Closing arguments are set to begin Wednesday in the perjury trial of a longtime top aide to former Illinois House Speaker Michael Madigan.
Jurors in the trial of Tim Mapes have listened to 18 witnesses and heard numerous recordings over two weeks. Now, lawyers in the case have one more chance to make their pitch before the jury decides whether Mapes lied to a federal grand jury and tried to block the feds’ aggressive Madigan probe.
The jury could begin deliberating by the end of the day.
Mapes, who chose not to take the witness stand, will be the seventh person this year to have his fate placed in the hands of a jury as a result of public corruption work by the feds.
Mapes is accused of lying on seven specific occasions to the grand jury on March 31, 2021, about work done for Madigan by fellow Springfield insider Michael McClain.

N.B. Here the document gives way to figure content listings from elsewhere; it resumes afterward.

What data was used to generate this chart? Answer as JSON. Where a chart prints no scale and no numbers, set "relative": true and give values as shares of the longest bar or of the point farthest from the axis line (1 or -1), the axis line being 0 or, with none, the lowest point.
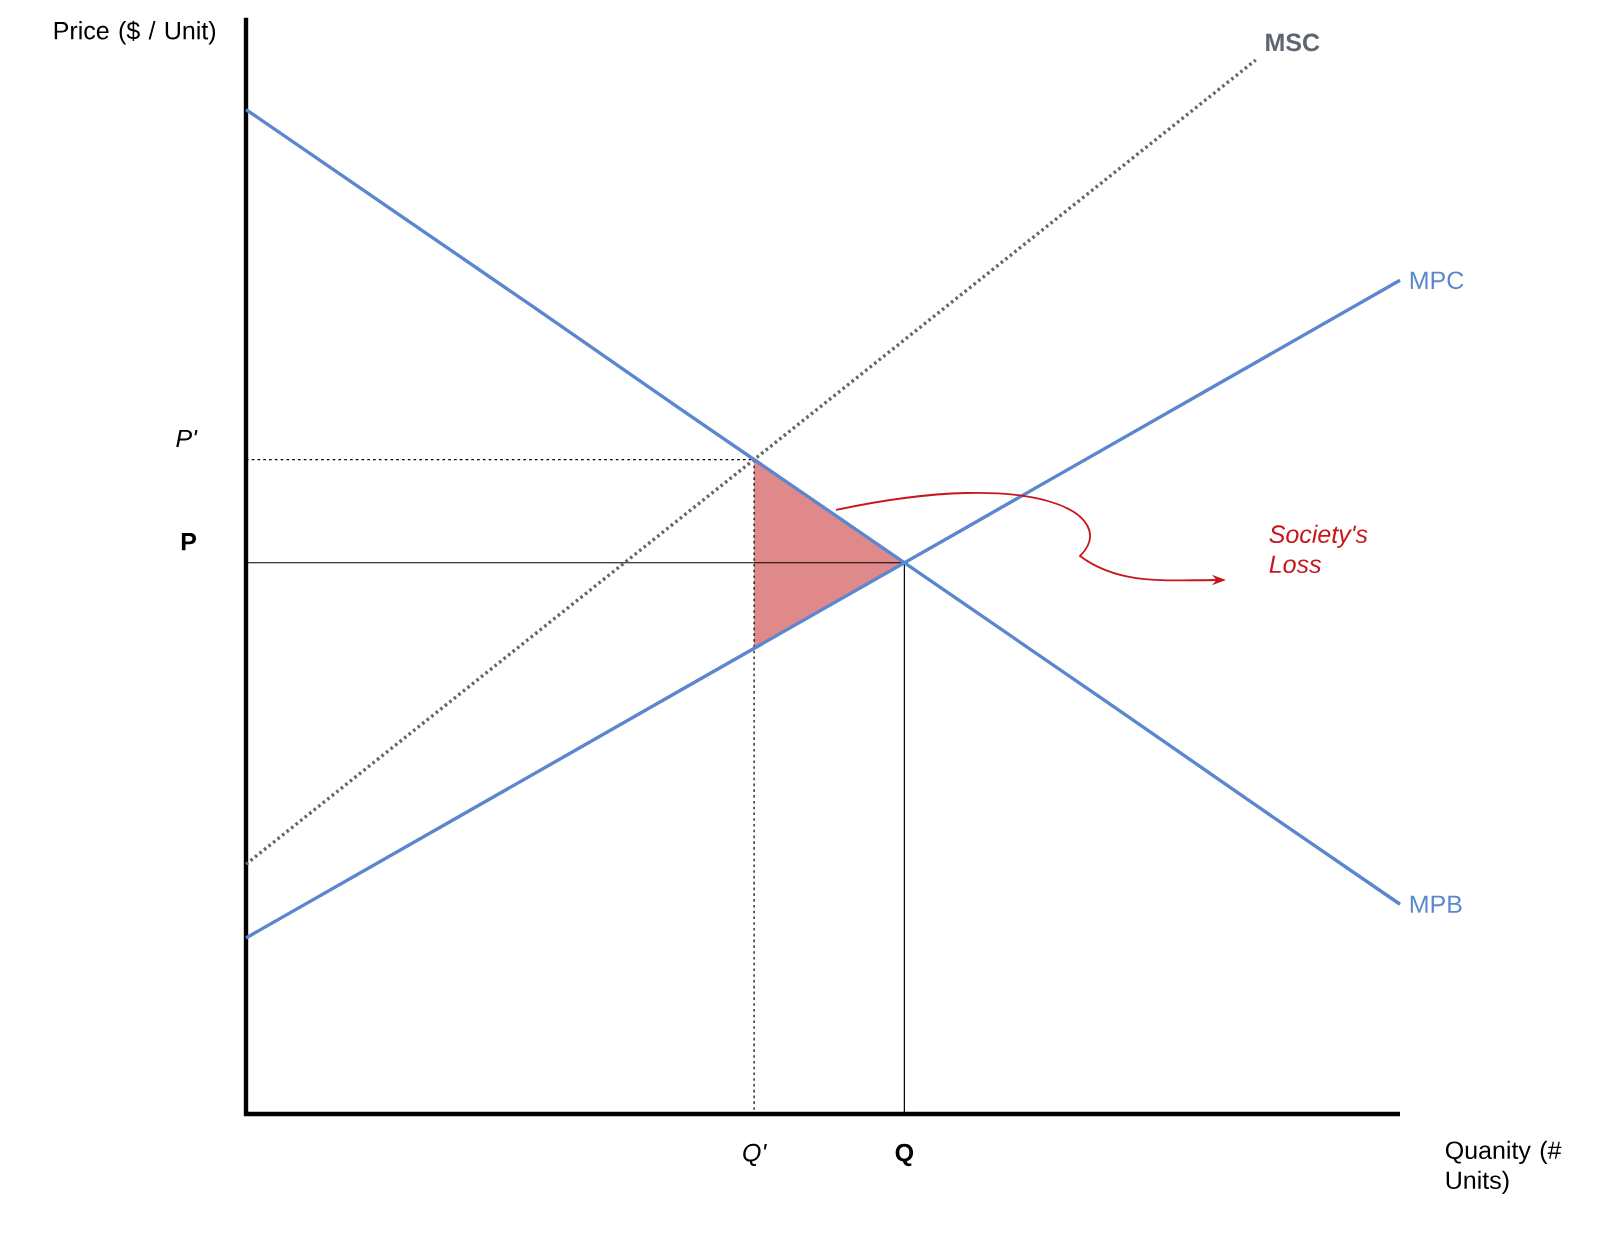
{
  "chart_data": {
    "type": "line",
    "relative": true,
    "xlabel": "Quanity (# Units)",
    "ylabel": "Price ($ / Unit)",
    "categories": [
      null,
      null,
      null,
      null,
      null,
      null,
      null,
      null,
      null
    ],
    "series": [
      {
        "name": "MSC",
        "color": "#5f6672",
        "line_style": "dotted",
        "values": [
          0.237,
          0.346,
          0.455,
          0.564,
          0.673,
          0.782,
          0.891,
          1.0,
          null
        ]
      },
      {
        "name": "MPC",
        "color": "#5b87cf",
        "line_style": "solid",
        "values": [
          0.167,
          0.245,
          0.323,
          0.401,
          0.479,
          0.557,
          0.635,
          0.713,
          0.791
        ]
      },
      {
        "name": "MPB",
        "color": "#5b87cf",
        "line_style": "solid",
        "values": [
          0.953,
          0.859,
          0.765,
          0.67,
          0.576,
          0.482,
          0.388,
          0.293,
          0.199
        ]
      }
    ],
    "annotations": [
      "P'",
      "Q'",
      "P",
      "Q",
      "Society's Loss"
    ]
  }
}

Mapes is also charged with attempted obstruction of justice.
McClain was convicted along with three others earlier this year for conspiring to bribe Madigan. He also faces trial in April with Madigan in a separate case in which they are each charged with a racketeering conspiracy.
Testimony in Mapes’ trial ended Tuesdayafter Mapes’ defense lawyers summoned four witnesses to the stand. They called Mapes’ wife, Bronwyn Rains; human memory expert Dawn McBride; private investigator David Hodapp; and former Democratic Party of Illinois staffer Emily Wurth.
Mapes spent two decades as Madigan’s chief of staff. But Madigan forced Mapes to resign in June 2018 over bullying and harassment claims. Rains told jurors on Tuesday that her husband then “became very sullen. Very depressed. Isolative. Appeared as if he was lost. He spent much time in our — in fact, he spent all of his time — in our furnished basement, sitting in the dark.”
She also said Mapes’ energy level went from “high” before he quit to “low-to-non-existent” afterward. She said his mood continued for months, and he wound up with a part-time job servicing trucks for UPS.
During Wurth’s testimony, defense attorneys played a recording in which McClain told her, “I can’t tell you how important you are to the speaker.” Wurth told jurors that she took it as a compliment but “I did not need McClain to validate my relationship with the speaker.”
Rather, she testified that she had direct access to Madigan, much like Mapes once did. In opening statements, Mapes defense attorney Katie Hill argued that people in such a position did not need to rely on the Springfield “folklore” that McClain carried messages and performed tasks for Madigan.
Hill’s co-counsel, Andrew Porter, asked Wurth on Tuesday whether she was “aware of whether Mr. McClain did any tasks or assignments for Mr. Madigan?”
“I don’t remember that he did tasks or assignments for the speaker,” Wurth testified.
But the testimony of Rains and Wurth seems to be contradicted by the evidence laid out earlier by prosecutors. State Rep. Robert “Bob” Rita testified that he couldn’t think of anyone closer to Madigan than McClain or Mapes. FBI Special Agent Brendan O’Leary explained that that was why investigators were so interested in hearing what Mapes would tell the grand jury.
The feds laid out evidence that Mapes kept track of the burgeoning Madigan investigation, undermining the notion that he could have been caught off guard by questions in the grand jury. Additionally, jurors saw emails sent by McClain when sexual harassment complaints against a top Madigan political aide rocked Madigan’s organization in 2018.
Mapes was among the recipients.
Finally, there were the numerous wiretapped phone calls of McClain’s that seemed to directly contradict Mapes’ testimony.